I met Bruce once. Well, when I say "met" there were 25,000 other people meeting him at the same time and he was quite some distance away from me, that night. I guess, to him, I was just another punter, sitting in the pissing rain at Western Springs. But for me it was a one-on-one encounter with the man of my dreams. I was almost as tragic as Andie McDowell in Four Weddings and a Funeral in not noticing the rain, because I was in my church - even if the church was a run-down speedway (not in the Utah desert) with concrete seats that are, literally, a pain in the arse - and Saint Bruce was preaching directly to me.
After this spiritual experience, many Bruce believers decamped to the house of an esteemed man of words and a goddess, to dry off and share a spiritual experience of a different kind, in the course of which, said man of words claimed that Darkness on the Edge of Town was, in fact, an early rap record by a white rapper from New Jersey. He also claimed to be able to rap along with the album from start to finish, given enough spiritual guidance.
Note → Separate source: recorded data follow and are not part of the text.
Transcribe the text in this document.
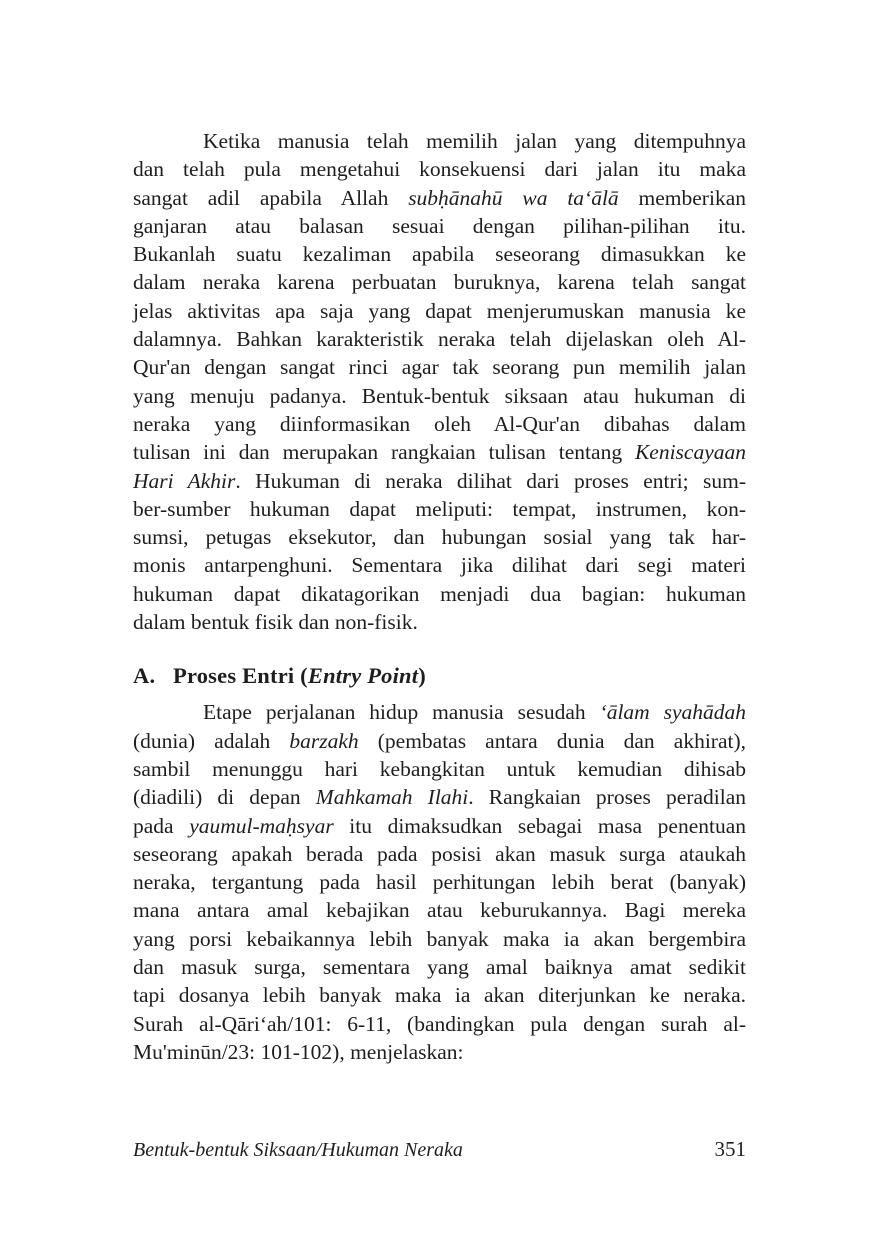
Ketika manusia telah memilih jalan yang ditempuhnya
dan telah pula mengetahui konsekuensi dari jalan itu maka
sangat adil apabila Allah subḥānahū wa ta‘ālā memberikan
ganjaran atau balasan sesuai dengan pilihan-pilihan itu.
Bukanlah suatu kezaliman apabila seseorang dimasukkan ke
dalam neraka karena perbuatan buruknya, karena telah sangat
jelas aktivitas apa saja yang dapat menjerumuskan manusia ke
dalamnya. Bahkan karakteristik neraka telah dijelaskan oleh Al-
Qur'an dengan sangat rinci agar tak seorang pun memilih jalan
yang menuju padanya. Bentuk-bentuk siksaan atau hukuman di
neraka yang diinformasikan oleh Al-Qur'an dibahas dalam
tulisan ini dan merupakan rangkaian tulisan tentang Keniscayaan
Hari Akhir. Hukuman di neraka dilihat dari proses entri; sum-
ber-sumber hukuman dapat meliputi: tempat, instrumen, kon-
sumsi, petugas eksekutor, dan hubungan sosial yang tak har-
monis antarpenghuni. Sementara jika dilihat dari segi materi
hukuman dapat dikatagorikan menjadi dua bagian: hukuman
dalam bentuk fisik dan non-fisik.
A. Proses Entri (Entry Point)
Etape perjalanan hidup manusia sesudah ‘ālam syahādah
(dunia) adalah barzakh (pembatas antara dunia dan akhirat),
sambil menunggu hari kebangkitan untuk kemudian dihisab
(diadili) di depan Mahkamah Ilahi. Rangkaian proses peradilan
pada yaumul-maḥsyar itu dimaksudkan sebagai masa penentuan
seseorang apakah berada pada posisi akan masuk surga ataukah
neraka, tergantung pada hasil perhitungan lebih berat (banyak)
mana antara amal kebajikan atau keburukannya. Bagi mereka
yang porsi kebaikannya lebih banyak maka ia akan bergembira
dan masuk surga, sementara yang amal baiknya amat sedikit
tapi dosanya lebih banyak maka ia akan diterjunkan ke neraka.
Surah al-Qāri‘ah/101: 6-11, (bandingkan pula dengan surah al-
Mu'minūn/23: 101-102), menjelaskan:
Bentuk-bentuk Siksaan/Hukuman Neraka	351
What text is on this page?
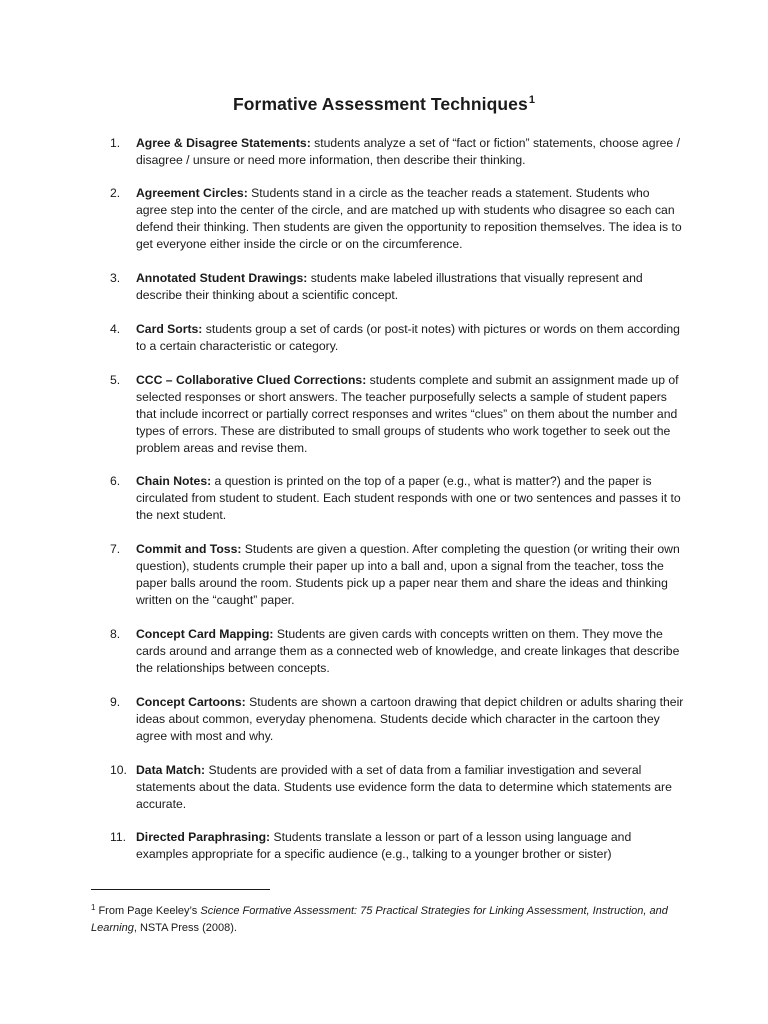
Formative Assessment Techniques$^1$
1. Agree & Disagree Statements: students analyze a set of “fact or fiction” statements, choose agree / disagree / unsure or need more information, then describe their thinking.
2. Agreement Circles: Students stand in a circle as the teacher reads a statement. Students who agree step into the center of the circle, and are matched up with students who disagree so each can defend their thinking. Then students are given the opportunity to reposition themselves. The idea is to get everyone either inside the circle or on the circumference.
3. Annotated Student Drawings: students make labeled illustrations that visually represent and describe their thinking about a scientific concept.
4. Card Sorts: students group a set of cards (or post-it notes) with pictures or words on them according to a certain characteristic or category.
5. CCC – Collaborative Clued Corrections: students complete and submit an assignment made up of selected responses or short answers. The teacher purposefully selects a sample of student papers that include incorrect or partially correct responses and writes “clues” on them about the number and types of errors. These are distributed to small groups of students who work together to seek out the problem areas and revise them.
6. Chain Notes: a question is printed on the top of a paper (e.g., what is matter?) and the paper is circulated from student to student. Each student responds with one or two sentences and passes it to the next student.
7. Commit and Toss: Students are given a question. After completing the question (or writing their own question), students crumple their paper up into a ball and, upon a signal from the teacher, toss the paper balls around the room. Students pick up a paper near them and share the ideas and thinking written on the “caught” paper.
8. Concept Card Mapping: Students are given cards with concepts written on them. They move the cards around and arrange them as a connected web of knowledge, and create linkages that describe the relationships between concepts.
9. Concept Cartoons: Students are shown a cartoon drawing that depict children or adults sharing their ideas about common, everyday phenomena. Students decide which character in the cartoon they agree with most and why.
10. Data Match: Students are provided with a set of data from a familiar investigation and several statements about the data. Students use evidence form the data to determine which statements are accurate.
11. Directed Paraphrasing: Students translate a lesson or part of a lesson using language and examples appropriate for a specific audience (e.g., talking to a younger brother or sister)
$^1$ From Page Keeley’s Science Formative Assessment: 75 Practical Strategies for Linking Assessment, Instruction, and Learning, NSTA Press (2008).
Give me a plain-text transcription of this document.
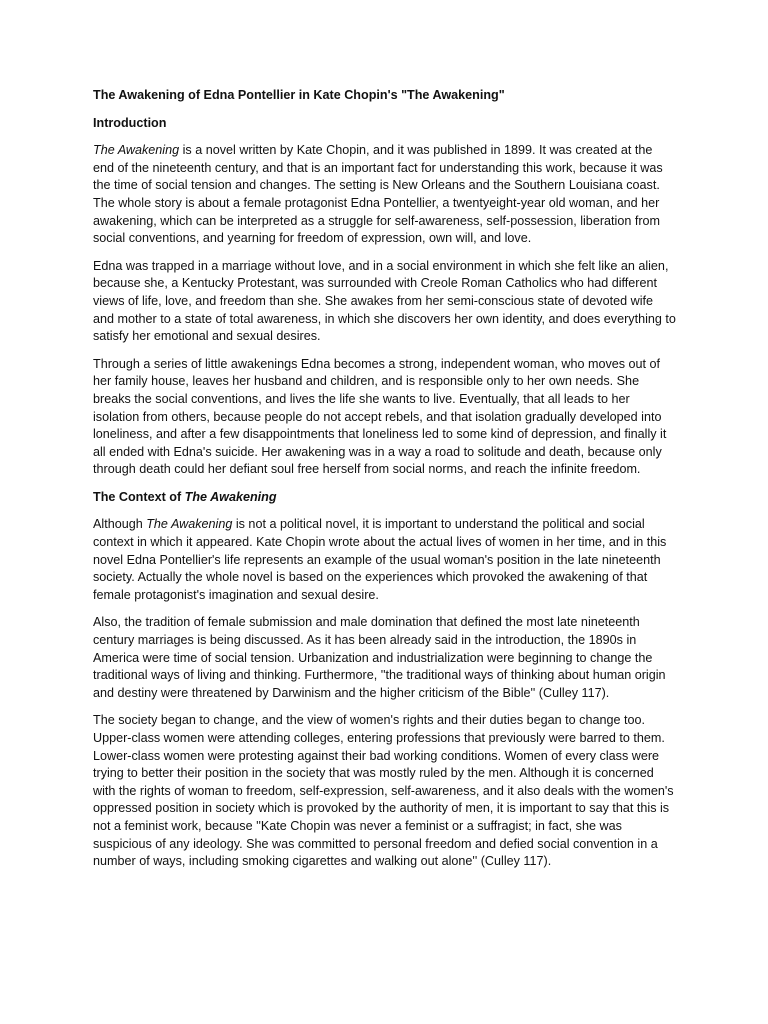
The Awakening of Edna Pontellier in Kate Chopin's "The Awakening"

Introduction

The Awakening is a novel written by Kate Chopin, and it was published in 1899. It was created at the end of the nineteenth century, and that is an important fact for understanding this work, because it was the time of social tension and changes. The setting is New Orleans and the Southern Louisiana coast. The whole story is about a female protagonist Edna Pontellier, a twentyeight-year old woman, and her awakening, which can be interpreted as a struggle for self-awareness, self-possession, liberation from social conventions, and yearning for freedom of expression, own will, and love.

Edna was trapped in a marriage without love, and in a social environment in which she felt like an alien, because she, a Kentucky Protestant, was surrounded with Creole Roman Catholics who had different views of life, love, and freedom than she. She awakes from her semi-conscious state of devoted wife and mother to a state of total awareness, in which she discovers her own identity, and does everything to satisfy her emotional and sexual desires.

Through a series of little awakenings Edna becomes a strong, independent woman, who moves out of her family house, leaves her husband and children, and is responsible only to her own needs. She breaks the social conventions, and lives the life she wants to live. Eventually, that all leads to her isolation from others, because people do not accept rebels, and that isolation gradually developed into loneliness, and after a few disappointments that loneliness led to some kind of depression, and finally it all ended with Edna's suicide. Her awakening was in a way a road to solitude and death, because only through death could her defiant soul free herself from social norms, and reach the infinite freedom.

The Context of The Awakening

Although The Awakening is not a political novel, it is important to understand the political and social context in which it appeared. Kate Chopin wrote about the actual lives of women in her time, and in this novel Edna Pontellier's life represents an example of the usual woman's position in the late nineteenth society. Actually the whole novel is based on the experiences which provoked the awakening of that female protagonist's imagination and sexual desire.

Also, the tradition of female submission and male domination that defined the most late nineteenth century marriages is being discussed. As it has been already said in the introduction, the 1890s in America were time of social tension. Urbanization and industrialization were beginning to change the traditional ways of living and thinking. Furthermore, ''the traditional ways of thinking about human origin and destiny were threatened by Darwinism and the higher criticism of the Bible'' (Culley 117).

The society began to change, and the view of women's rights and their duties began to change too. Upper-class women were attending colleges, entering professions that previously were barred to them. Lower-class women were protesting against their bad working conditions. Women of every class were trying to better their position in the society that was mostly ruled by the men. Although it is concerned with the rights of woman to freedom, self-expression, self-awareness, and it also deals with the women's oppressed position in society which is provoked by the authority of men, it is important to say that this is not a feminist work, because ''Kate Chopin was never a feminist or a suffragist; in fact, she was suspicious of any ideology. She was committed to personal freedom and defied social convention in a number of ways, including smoking cigarettes and walking out alone'' (Culley 117).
I may descend upon the man of words' house again, with The Promise under my arm, to put this odd boast to the test.
But before I do that, I guess I should actually listen/watch The Promise, instead of just staring at it longingly. It's almost like I don't want to defile the perfection of this moment by actually taking the precious CDs/DVDs from their resting places within the packaging and placing them into something as crass as a machine.
But I'm sure Bruce won't mind if I do.